Because the terms “test marketing” and “commercially marketed” are not interchangeable, FDA is considering whether it would be useful to applicants for the rule to further expand on or define the terms “test marketing” and “commercially marketed.” Specifically, FDA is considering whether to add the following definition of test marketing: “test marketing” means distributing or offering for sale (which may be shown by advertisements, etc.) a tobacco product in the United States for the purpose of determining consumer response or other consumer reaction to the tobacco product, with or without the user knowing it is a test product, in which any of the following criteria apply:

  • Offered in a limited number of regions;
  • Offered for a limited time; or
  • Offered to a chosen set of the population or specific demographic group. FDA is considering whether to define “commercially marketed” as offering a tobacco product for sale to consumers in all or in parts of the United States. Factors FDA may consider include advertising or other means used to communicate that the tobacco product was available for purchase, including dated advertisements, dated catalog pages, dated promotional material, dated trade publications, dated bills of lading, dated freight bills, dated waybills, dated invoices, dated purchase orders, dated manufacturing documents, inventory lists, or any other document that demonstrates that the product was commercially marketed (other than exclusively in test markets) in the United States as of February 15, 2007. FDA invites comment on what evidence would be sufficient to demonstrate that a product was commercially marketed (other than in test markets) as of February 15, 2007.

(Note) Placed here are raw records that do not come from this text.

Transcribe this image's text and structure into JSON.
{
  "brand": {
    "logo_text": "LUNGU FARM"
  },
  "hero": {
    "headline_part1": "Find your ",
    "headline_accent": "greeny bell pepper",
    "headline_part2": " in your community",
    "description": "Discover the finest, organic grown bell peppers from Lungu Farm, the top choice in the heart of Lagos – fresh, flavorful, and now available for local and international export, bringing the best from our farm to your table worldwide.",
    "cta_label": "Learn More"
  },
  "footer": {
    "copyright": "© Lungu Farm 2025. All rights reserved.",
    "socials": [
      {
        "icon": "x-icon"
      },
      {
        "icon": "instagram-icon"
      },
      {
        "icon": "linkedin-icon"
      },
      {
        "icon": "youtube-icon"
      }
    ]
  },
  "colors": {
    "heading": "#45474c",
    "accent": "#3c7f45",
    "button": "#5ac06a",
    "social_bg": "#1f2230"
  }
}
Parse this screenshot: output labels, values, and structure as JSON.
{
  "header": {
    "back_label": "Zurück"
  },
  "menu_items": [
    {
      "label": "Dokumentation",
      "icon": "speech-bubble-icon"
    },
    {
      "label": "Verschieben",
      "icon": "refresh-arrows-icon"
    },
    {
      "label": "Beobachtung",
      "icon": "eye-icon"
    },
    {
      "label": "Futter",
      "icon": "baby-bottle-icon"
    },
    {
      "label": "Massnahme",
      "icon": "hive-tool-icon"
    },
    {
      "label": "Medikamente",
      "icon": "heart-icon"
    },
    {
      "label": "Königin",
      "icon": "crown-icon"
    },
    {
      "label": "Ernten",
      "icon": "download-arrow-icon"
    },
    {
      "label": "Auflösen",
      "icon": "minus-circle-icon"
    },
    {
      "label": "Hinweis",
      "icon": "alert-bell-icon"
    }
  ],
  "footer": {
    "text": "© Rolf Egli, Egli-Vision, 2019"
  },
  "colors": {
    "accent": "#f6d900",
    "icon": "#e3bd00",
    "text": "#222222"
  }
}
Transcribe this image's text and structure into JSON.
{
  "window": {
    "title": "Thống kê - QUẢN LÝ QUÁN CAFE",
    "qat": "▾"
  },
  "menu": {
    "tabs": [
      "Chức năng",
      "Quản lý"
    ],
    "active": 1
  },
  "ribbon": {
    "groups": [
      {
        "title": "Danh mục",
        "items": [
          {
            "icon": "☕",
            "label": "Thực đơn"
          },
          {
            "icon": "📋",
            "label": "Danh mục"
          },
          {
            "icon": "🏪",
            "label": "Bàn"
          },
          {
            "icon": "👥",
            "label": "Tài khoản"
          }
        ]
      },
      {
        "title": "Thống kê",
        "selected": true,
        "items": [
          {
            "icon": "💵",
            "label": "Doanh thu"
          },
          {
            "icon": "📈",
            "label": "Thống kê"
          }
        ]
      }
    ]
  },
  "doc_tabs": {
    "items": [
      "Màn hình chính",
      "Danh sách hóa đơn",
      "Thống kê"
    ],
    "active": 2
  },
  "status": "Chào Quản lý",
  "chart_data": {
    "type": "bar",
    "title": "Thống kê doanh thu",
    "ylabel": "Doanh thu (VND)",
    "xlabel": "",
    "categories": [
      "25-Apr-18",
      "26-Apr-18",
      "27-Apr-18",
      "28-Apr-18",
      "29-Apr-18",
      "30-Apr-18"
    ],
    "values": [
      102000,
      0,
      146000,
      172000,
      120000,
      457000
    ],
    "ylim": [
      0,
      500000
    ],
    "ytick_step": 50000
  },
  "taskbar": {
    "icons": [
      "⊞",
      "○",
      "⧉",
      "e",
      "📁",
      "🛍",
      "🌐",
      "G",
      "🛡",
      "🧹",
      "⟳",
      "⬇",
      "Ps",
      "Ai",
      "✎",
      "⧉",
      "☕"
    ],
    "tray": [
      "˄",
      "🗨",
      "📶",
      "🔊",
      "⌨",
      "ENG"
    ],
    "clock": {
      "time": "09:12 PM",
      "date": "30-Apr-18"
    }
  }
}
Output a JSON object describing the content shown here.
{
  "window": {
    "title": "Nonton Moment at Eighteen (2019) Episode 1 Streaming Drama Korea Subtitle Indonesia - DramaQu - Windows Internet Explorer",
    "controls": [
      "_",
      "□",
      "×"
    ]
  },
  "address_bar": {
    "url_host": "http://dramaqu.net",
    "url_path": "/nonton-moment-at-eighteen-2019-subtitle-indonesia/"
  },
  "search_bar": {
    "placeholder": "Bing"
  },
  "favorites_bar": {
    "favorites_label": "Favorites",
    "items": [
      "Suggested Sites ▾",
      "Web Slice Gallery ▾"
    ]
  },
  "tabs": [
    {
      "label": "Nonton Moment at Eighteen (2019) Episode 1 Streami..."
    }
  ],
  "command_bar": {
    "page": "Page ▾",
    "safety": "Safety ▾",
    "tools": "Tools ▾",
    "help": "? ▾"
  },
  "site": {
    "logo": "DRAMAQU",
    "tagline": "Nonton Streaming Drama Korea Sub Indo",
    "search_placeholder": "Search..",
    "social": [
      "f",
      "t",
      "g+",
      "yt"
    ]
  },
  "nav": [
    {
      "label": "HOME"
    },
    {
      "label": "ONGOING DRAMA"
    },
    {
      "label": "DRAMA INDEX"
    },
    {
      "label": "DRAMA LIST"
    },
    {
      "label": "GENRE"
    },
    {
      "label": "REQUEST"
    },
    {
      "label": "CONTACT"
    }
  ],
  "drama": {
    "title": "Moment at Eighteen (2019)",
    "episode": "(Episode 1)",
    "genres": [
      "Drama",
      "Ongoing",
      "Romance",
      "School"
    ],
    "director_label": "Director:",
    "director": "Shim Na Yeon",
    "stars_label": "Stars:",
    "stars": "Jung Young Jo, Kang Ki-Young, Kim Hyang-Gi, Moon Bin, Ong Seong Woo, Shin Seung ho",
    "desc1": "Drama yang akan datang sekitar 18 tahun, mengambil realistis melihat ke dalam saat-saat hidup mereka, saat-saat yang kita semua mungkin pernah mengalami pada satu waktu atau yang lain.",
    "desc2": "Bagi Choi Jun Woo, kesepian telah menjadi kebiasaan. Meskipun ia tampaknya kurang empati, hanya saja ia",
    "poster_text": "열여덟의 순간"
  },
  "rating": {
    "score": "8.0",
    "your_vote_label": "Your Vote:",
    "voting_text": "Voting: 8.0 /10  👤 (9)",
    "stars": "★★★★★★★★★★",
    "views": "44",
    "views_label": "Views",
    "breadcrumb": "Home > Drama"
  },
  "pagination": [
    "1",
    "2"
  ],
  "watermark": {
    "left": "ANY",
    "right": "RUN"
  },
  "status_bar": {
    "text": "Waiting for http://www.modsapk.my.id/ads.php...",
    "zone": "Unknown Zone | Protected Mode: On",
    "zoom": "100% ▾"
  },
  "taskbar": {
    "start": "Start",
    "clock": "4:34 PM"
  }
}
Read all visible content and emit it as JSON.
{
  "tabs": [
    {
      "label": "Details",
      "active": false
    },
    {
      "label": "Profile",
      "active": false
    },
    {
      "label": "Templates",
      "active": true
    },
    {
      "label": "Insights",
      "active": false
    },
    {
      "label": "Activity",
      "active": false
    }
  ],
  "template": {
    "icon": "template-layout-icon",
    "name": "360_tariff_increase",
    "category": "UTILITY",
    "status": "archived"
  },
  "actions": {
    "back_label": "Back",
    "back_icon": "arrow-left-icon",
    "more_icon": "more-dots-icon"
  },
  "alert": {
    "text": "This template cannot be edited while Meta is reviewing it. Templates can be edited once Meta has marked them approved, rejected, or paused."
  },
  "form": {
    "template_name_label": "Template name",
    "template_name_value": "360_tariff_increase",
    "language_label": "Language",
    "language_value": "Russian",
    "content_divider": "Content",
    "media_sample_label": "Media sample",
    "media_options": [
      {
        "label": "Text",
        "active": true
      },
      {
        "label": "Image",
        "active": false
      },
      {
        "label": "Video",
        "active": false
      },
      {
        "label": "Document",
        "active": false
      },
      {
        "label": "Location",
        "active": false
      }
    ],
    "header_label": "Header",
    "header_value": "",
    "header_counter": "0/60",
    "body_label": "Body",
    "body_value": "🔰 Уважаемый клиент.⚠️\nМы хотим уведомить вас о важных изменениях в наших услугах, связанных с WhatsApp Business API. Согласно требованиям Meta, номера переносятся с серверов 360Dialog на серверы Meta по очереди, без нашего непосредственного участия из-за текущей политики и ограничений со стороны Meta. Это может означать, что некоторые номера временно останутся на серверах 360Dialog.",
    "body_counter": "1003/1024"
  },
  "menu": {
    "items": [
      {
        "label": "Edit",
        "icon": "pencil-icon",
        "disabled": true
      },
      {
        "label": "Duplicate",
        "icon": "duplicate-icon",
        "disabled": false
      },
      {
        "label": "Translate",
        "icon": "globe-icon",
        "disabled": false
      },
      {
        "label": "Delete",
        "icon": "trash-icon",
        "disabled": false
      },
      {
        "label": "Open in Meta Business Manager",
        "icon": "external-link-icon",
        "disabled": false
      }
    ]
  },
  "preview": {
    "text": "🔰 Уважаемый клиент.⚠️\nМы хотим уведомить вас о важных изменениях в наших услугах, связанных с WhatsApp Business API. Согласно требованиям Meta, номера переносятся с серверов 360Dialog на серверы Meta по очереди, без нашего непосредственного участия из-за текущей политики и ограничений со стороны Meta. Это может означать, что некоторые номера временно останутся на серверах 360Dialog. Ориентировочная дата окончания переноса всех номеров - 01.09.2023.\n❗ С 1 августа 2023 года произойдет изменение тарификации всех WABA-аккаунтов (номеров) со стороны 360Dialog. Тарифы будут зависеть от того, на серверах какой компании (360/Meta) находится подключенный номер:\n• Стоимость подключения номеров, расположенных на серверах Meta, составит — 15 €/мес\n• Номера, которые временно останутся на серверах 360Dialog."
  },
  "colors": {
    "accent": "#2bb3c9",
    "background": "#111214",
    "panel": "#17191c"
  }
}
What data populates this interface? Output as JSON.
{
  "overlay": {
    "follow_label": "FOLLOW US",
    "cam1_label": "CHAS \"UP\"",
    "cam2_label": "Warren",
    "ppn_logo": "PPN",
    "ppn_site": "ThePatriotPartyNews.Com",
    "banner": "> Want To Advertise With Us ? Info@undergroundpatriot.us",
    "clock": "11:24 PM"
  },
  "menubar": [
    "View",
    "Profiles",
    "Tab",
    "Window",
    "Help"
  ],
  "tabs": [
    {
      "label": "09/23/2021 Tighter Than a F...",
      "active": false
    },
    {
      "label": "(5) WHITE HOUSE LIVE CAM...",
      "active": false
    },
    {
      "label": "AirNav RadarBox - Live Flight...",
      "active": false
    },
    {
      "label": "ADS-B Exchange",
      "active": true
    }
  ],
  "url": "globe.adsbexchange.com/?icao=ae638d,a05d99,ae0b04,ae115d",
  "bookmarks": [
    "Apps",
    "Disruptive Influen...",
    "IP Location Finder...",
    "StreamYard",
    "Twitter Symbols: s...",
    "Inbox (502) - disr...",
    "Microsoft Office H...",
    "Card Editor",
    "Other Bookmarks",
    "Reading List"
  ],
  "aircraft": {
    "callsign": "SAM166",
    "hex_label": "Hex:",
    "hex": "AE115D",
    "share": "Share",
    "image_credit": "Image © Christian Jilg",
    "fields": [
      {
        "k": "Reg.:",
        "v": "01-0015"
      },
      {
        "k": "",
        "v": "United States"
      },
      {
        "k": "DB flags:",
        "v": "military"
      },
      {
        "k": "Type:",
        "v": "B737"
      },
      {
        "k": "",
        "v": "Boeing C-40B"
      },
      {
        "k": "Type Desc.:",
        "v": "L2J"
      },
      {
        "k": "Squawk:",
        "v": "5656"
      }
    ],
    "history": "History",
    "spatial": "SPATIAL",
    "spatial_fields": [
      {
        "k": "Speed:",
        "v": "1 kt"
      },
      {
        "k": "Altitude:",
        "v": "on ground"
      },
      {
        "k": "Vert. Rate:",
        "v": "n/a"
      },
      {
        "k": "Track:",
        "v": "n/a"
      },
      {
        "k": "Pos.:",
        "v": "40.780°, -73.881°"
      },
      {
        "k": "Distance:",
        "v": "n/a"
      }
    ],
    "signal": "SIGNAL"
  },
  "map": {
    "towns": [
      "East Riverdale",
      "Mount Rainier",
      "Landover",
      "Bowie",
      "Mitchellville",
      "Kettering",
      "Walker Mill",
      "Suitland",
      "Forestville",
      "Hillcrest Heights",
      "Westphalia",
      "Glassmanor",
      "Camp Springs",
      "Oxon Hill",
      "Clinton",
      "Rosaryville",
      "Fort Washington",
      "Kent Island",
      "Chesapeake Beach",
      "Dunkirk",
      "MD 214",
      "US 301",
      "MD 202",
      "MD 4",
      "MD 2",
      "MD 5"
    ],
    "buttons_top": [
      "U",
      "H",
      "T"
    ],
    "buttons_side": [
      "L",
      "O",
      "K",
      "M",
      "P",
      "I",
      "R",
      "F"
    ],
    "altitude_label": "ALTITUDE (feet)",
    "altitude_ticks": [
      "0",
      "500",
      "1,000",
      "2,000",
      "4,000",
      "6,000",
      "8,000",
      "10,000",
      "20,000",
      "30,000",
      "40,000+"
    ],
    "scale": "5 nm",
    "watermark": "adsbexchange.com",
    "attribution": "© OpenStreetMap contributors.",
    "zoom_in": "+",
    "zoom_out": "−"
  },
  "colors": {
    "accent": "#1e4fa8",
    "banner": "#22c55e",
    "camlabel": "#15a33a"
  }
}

While the notion of test marketed versus commercially marketed product is not new, it does raise a question on what the FDA will consider to be a test-marketed product and how it will enforce regulations. In particular, if a company applies for SE against a limited edition, limited shop-exclusive or regional release, will the predicate product be considered commercially available or a test-marketed product?

The full text of the draft guidance can be found here. The guidance will publish to the Federal Register on April 2nd, and the public comment period will last 75 days.